HWA Treatment for Homeowners

HWA is not a death sentence for a hemlock tree in your landscape. Infestations are not as likely in a cultivated tree as they are in wild specimens due to being in isolated locations instead of large, forested groups. A leyland cypress carries more diseases than a hemlock tree. A hemlock is still a desirable tree for a landscape design and should not be ruled out due to HWA. Treatment can be a simple method of applying an inexpensive, systemic insecticide to the soil around the tree trunk base. The insecticide will be absorbed by roots of the tree so it may spread through branches and needles. A treatment can protect a tree for up to five years.

If you think your hemlock trees are infected or would like to learn more about treatment prior to planting, please see:

How to treat hemlock trees for hemlock woolly adelgid – Micigan State University Extension

HWA Control Options Info for Landowners – from The Hemlock Restoration Initiative

Hemlock Trees as a Privacy Screen

If you are considering planting a privacy hedge using eastern hemlock, we advice alternating hemlocks with another compatible tree species, This could be cedars, spruce, cryptomeria, or some cypress varieties. For example, every other tree could be a hemlock alternating with a cryptomeria. That way should one species become infected with a pest or disease, treatment is minimal and should the worst happen you will not lose your entire hedge, We recommend this system for any privacy hedge, not just hemlocks.

Art of Stone Gardening Eastern Hemlock cones

Further Reading:

The Hemlock Restoration Initiative – The objective of the Hemlock Restoration Initiative (HRI) is to restore eastern and Carolina hemlocks to their native habitats throughout North Carolina and to mitigate damage to hemlocks caused by infestation of the hemlock woolly adelgid (HWA).

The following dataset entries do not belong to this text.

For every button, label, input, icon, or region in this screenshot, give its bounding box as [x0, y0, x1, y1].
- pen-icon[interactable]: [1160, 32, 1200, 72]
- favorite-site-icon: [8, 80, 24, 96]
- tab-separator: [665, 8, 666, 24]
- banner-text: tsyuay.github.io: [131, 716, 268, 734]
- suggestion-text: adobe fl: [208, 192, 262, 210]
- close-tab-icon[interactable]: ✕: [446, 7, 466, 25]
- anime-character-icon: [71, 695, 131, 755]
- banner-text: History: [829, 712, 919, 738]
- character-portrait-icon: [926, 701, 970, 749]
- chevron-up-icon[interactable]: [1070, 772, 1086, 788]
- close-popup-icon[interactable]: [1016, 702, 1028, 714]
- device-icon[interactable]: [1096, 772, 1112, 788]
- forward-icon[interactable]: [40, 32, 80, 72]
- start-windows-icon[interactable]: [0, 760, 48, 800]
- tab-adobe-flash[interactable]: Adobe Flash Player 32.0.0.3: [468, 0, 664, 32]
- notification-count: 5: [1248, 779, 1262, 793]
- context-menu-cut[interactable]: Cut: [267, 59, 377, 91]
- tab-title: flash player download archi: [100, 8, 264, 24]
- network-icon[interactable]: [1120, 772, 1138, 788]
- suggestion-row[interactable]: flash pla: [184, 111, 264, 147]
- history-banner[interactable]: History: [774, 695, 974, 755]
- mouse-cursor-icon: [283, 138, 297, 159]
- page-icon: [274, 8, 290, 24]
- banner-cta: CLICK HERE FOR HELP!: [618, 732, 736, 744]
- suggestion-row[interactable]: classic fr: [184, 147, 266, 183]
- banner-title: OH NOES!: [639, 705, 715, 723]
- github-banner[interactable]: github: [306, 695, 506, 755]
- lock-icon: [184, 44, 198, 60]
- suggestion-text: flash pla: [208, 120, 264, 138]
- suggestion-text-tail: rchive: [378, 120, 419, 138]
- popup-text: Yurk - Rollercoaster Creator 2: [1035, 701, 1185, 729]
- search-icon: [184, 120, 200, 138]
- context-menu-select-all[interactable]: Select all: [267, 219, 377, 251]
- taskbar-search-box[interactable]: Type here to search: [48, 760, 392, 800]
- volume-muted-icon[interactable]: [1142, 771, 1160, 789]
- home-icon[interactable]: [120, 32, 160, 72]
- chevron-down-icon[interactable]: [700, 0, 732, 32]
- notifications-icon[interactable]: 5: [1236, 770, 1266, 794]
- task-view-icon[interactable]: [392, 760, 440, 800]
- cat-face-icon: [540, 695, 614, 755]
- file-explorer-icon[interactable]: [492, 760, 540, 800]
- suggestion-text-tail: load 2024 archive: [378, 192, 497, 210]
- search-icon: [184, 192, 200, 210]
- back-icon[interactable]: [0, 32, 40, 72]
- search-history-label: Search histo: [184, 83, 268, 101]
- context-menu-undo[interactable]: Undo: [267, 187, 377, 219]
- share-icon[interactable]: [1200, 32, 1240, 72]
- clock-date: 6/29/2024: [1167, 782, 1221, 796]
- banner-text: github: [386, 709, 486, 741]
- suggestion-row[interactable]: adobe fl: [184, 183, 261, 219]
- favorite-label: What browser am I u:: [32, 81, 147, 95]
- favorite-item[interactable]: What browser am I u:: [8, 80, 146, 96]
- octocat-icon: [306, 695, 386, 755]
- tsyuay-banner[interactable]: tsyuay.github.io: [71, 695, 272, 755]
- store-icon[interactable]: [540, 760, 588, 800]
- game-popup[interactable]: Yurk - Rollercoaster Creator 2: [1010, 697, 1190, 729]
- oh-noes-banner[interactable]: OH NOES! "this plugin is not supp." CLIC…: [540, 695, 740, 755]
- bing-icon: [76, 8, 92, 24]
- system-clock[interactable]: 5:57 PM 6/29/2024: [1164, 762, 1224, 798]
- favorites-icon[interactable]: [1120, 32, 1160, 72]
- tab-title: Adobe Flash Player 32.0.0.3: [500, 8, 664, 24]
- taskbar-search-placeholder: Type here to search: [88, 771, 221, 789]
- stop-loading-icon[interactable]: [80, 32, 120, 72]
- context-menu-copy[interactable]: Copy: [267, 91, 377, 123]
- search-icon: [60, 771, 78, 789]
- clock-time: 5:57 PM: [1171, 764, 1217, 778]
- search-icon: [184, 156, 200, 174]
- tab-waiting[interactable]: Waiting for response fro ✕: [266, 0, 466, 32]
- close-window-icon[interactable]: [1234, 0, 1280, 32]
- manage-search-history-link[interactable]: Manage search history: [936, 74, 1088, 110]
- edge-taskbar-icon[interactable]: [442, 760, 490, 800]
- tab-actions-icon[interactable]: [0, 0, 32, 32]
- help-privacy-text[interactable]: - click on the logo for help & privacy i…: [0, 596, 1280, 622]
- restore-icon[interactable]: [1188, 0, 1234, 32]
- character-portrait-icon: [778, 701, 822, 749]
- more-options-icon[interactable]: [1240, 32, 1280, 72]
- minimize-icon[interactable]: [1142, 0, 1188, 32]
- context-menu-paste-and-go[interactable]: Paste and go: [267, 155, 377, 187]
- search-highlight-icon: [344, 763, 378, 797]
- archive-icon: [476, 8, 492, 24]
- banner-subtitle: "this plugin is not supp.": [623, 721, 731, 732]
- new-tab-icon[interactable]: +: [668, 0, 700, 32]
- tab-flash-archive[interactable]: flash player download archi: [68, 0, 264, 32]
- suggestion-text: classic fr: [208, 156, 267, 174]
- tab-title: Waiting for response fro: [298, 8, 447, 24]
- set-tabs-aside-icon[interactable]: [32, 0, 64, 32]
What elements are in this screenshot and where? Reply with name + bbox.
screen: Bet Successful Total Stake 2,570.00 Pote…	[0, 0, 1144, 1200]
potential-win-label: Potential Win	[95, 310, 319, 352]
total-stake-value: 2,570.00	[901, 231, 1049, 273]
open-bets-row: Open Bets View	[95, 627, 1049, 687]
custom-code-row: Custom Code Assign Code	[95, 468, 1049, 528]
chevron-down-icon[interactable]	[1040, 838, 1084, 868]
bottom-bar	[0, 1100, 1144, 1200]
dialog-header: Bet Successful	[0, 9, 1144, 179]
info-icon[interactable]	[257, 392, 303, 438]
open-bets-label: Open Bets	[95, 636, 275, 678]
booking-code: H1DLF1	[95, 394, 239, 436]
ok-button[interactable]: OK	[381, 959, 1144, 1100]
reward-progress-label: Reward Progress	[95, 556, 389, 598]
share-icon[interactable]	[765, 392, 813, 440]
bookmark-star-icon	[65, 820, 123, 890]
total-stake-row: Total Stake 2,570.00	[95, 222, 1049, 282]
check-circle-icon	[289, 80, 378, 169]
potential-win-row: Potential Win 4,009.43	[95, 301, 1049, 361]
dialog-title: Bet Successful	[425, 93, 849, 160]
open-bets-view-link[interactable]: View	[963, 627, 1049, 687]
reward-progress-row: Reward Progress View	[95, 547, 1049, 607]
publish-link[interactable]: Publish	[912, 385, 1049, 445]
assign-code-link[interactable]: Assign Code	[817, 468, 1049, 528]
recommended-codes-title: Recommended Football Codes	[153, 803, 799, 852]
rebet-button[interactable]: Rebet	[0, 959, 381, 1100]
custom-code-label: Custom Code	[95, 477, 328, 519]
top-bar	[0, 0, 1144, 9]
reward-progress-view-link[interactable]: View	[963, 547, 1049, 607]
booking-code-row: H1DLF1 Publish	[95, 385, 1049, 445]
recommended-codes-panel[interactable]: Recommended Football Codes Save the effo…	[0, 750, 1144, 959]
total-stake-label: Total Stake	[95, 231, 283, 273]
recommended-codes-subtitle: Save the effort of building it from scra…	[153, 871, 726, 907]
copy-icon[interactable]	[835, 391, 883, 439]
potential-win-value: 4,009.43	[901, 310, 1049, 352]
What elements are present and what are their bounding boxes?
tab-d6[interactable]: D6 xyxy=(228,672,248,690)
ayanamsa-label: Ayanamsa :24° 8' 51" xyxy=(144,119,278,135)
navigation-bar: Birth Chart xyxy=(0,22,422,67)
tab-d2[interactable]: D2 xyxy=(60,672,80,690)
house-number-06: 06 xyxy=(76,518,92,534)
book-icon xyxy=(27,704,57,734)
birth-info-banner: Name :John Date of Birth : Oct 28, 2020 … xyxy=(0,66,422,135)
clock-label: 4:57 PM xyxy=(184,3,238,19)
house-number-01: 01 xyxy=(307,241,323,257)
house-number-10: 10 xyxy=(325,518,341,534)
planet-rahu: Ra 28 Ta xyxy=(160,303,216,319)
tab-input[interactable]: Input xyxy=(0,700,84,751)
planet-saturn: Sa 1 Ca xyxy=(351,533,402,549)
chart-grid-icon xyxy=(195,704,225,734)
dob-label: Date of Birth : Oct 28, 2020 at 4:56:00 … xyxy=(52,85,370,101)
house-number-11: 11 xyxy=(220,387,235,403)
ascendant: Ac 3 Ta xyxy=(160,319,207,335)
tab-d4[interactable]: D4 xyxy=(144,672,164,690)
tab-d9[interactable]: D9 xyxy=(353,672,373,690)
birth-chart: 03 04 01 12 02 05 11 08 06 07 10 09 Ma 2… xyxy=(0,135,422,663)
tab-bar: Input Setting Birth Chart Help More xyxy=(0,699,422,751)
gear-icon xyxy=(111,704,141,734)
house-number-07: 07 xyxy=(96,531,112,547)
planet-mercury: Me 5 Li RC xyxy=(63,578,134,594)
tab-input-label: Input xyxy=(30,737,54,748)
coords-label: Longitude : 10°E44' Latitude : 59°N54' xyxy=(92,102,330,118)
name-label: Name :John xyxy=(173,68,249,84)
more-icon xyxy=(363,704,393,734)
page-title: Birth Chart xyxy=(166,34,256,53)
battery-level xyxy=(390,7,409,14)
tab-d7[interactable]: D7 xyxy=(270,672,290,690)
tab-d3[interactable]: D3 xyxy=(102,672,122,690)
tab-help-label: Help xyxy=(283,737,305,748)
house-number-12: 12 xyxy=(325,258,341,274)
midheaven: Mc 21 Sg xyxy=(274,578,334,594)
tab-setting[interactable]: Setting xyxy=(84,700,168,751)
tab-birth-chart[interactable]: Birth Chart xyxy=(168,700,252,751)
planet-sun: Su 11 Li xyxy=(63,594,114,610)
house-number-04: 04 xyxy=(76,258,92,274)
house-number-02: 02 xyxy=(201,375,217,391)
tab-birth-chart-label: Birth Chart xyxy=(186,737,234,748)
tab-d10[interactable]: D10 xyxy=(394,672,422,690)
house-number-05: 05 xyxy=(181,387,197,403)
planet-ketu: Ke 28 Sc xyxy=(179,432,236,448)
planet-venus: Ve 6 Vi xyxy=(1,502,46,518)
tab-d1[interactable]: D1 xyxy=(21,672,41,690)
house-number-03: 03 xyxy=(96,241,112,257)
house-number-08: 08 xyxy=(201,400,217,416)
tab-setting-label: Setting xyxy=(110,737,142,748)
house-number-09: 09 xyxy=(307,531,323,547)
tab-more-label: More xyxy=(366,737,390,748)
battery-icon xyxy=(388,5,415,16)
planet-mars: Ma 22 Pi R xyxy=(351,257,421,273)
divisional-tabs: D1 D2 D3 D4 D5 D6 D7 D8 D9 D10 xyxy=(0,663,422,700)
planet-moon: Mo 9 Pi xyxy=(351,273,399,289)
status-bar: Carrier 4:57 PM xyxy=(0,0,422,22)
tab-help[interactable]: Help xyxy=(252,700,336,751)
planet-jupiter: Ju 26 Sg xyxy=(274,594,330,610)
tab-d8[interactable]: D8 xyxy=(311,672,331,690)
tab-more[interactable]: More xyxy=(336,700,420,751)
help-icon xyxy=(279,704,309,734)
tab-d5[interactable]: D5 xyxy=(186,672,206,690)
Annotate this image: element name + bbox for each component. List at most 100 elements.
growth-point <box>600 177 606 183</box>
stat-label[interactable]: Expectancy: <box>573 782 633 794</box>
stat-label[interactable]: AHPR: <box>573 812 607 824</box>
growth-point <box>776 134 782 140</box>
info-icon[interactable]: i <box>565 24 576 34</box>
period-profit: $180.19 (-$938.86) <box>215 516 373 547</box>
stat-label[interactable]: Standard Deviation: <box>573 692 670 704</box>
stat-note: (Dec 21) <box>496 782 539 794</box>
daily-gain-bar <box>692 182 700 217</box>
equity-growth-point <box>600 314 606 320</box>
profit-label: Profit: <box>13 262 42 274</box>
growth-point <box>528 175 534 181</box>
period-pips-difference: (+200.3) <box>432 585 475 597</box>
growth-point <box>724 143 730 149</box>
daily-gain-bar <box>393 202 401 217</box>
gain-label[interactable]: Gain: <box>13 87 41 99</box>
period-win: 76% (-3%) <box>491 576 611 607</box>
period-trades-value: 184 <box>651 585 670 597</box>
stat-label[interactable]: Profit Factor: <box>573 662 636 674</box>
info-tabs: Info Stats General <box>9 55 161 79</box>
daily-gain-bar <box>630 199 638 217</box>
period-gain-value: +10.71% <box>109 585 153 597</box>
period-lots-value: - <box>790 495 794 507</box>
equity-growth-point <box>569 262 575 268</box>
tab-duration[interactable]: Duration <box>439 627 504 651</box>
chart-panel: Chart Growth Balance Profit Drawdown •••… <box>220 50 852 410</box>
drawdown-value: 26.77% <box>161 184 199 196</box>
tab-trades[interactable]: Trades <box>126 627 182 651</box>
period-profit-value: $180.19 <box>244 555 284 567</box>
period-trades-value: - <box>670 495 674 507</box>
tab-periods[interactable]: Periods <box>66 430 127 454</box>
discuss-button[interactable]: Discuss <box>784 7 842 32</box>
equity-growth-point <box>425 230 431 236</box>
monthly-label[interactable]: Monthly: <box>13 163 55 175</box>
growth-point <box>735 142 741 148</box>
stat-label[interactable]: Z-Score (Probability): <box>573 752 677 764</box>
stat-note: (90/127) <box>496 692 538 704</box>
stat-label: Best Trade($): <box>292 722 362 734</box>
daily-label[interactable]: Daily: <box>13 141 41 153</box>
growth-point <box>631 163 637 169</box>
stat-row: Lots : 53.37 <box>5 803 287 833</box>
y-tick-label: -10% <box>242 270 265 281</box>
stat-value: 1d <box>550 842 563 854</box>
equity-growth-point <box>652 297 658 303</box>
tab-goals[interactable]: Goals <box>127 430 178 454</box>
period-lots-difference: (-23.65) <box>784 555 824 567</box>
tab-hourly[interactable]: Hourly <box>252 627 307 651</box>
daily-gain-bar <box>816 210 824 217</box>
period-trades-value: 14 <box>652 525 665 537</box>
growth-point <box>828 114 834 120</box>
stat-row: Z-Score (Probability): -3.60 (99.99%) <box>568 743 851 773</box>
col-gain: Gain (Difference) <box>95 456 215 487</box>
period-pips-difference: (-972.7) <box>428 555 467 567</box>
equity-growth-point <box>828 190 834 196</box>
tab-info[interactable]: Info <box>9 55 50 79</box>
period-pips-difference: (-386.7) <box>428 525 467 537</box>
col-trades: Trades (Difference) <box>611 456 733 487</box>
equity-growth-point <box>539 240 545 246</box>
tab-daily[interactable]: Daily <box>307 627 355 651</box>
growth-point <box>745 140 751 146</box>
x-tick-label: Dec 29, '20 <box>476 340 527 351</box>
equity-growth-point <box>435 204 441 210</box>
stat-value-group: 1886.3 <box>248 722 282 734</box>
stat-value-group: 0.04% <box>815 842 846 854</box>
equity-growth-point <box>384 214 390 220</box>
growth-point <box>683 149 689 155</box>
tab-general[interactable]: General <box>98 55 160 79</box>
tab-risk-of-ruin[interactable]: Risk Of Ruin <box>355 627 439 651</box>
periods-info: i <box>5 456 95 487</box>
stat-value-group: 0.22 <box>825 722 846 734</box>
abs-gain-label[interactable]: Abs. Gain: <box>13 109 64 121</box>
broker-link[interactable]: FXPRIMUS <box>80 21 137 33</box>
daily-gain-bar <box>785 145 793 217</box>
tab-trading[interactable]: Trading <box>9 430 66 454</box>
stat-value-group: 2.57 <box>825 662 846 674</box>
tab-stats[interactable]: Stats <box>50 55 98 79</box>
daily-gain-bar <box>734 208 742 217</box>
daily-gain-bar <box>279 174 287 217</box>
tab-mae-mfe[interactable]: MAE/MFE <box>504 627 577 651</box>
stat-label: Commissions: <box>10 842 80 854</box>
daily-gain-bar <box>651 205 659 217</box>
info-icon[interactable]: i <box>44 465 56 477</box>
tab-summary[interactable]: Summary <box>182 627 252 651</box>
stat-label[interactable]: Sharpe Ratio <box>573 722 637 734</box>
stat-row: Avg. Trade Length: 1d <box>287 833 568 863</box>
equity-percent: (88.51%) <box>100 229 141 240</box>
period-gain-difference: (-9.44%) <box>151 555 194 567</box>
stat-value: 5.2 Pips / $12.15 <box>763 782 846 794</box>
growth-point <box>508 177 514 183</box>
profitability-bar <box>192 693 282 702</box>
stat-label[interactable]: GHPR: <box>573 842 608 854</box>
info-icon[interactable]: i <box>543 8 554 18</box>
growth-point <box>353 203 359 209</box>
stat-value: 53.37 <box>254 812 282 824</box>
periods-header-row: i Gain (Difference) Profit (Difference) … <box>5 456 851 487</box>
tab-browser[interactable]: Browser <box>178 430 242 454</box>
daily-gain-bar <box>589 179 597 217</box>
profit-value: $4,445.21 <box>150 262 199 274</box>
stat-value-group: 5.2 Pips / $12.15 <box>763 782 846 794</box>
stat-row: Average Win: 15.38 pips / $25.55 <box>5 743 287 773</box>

Lumpkin Coalition – With an unprecedented degree of collaboration, citizen groups, government agencies, scientists and Georgia’s conservation community are working together to combat the Hemlock woolly adelgid and hopefully check its populations before it is too late for these beautiful evergreens.

Can We Save the Mighty Hemlock? – Informatics article from The Appalachian Voice. As the threat posed by the hemlock woolly adelgid grows, so do efforts to save this magnificent species.

TreeSnap App – Help our nation’s trees! Invasive diseases and pests threaten the health of America’s forests. Scientists are working to understand what allows some individual trees to survive, but they need to find healthy, resilient trees to study. You can help. Tag trees you find in your community, on your property, or out in the wild using TreeSnap! Scientists will use the data you collect to locate trees for research projects to build better tree breeding programs.

We Can Help

If you are in north Georgia and are considering a hemlock tree for your landscape or think yours may need treatment, Art of Stone Gardening can help. Please contact us at: Art of Stone Gardening.

NOTE: Carolina hemlock Tsuga caroliniana also applies to this article. Carolina hemlock is a species of hemlock native to the Appalachian Mountains in extreme northeast Georgia, western North Carolina, northwest South Carolina, eastern Tennessee and southwest Virginia. It prefers cooler temperatures and moist areas. The Carolina hemlock is smaller than eastern hemlock Tsuga canadensis and not commonly found in plant miniseries.